Historical Notes - Analysis

[The following is based on "Future Tense: Making History in The Handmaid's Tale" by Arnold E Davidson.]

 the main story of Offred’s experiences in Gilead is set in a ‘future’ time, in a state where women are valued only for their fertility.  Appended are the "Historical Notes", which offer a second future, one another 200 years further into the future  At an historical symposium, anthropologists discuss Offred's narrative  The "Historical Notes" offers a note of hope – Gilead did not last

The Notes validate the text – but this is also ominous:

 a male (of course) lecturer analyses the text; his commentary is ostensibly more authoritative than the participant woman's eyewitness account  the 'objectivity' of the analysis is set in counterpoint to a regime which really objectified women - and blacks, Jews, Quakers, Baptists etc

 Atwood uses the standard format of dystopia: hopeless despair  hope/underground  cracks in façade (Commander's lapses); personal hope through love affair  possibility of escape  Offred's end is uncertain but the very existence of the tapes suggests she did escape  the order of the 30 tapes was decided by the scholars; by implication, there could be another order of events. Organising the text = "creating" a fiction  the relentlessness of history makes The Handmaid's Tale plausible

 female narrator seen as fully domesticated – passive and in need of rescue by a man  this gender cliché is posited – with remarkably little evidence – by Prof Pieixoto: the "quasi military" Mayday; the nurturing Femaleroad: men = aggressively opposed; women merely reacting compassionately  this distinction is underscored by another sexist joke: the "Frailroad", which echoes the joke of the title – a pun on tale/tail  the jokes give the game away: the inbuilt sexism and distortion of women in Gilead is echoed in the inbuilt sexism of the C22, where smug self-congratulation passes as scholarly objectivity

 Offred's story is surely a crucial text – Gilead regularly destroyed its own data  scantiness of evidence underscores how much history is the product of the historians.  yet Pieixoto dismisses the 'usefulness' of this; only politics are of value  Pieixoto trivialises the importance of Offred's tale because he trivialises women's role in society  he concerns himself not with the document but with the identity of 'Fred' – disregarding what he has for what he wishes he had (a printout from Fred's computer)

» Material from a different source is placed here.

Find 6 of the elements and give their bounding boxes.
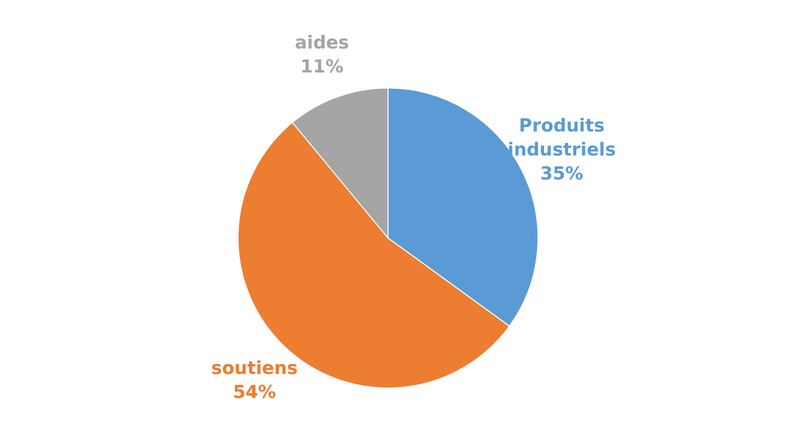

Plenty of other parodies in the historical note:

 "Krishna and Kali Elements. . . " – historians read what they want into the past.  Chair: Maryann Crescent Moon, University of Danay (deny but also Dene, the Western native Arctic group), Nunavit (none of it, but also Nunavut = "Our Land" to the Inuit)  the far north has become the seat of power in N America  Pieixoto begins with sexist and racist joke: Arctic Char/Chair – the Chairwoman assumes her marginal place as mere handmaiden to his central text  Pieixoto's discourse mirrors the structure of the novel – and the tale serves as handmaiden to the career-advancing epilogue of the academics  Is this what history is: something for future historians to build careers upon?  Notes provide comic relief, yet in many ways are the most pessimistic part of the book. Pieixoto claims the right to "authenticate" her story and thus confirms that the underlying attitudes of Gilead are alive and well – a male will decide the meaning of female experience.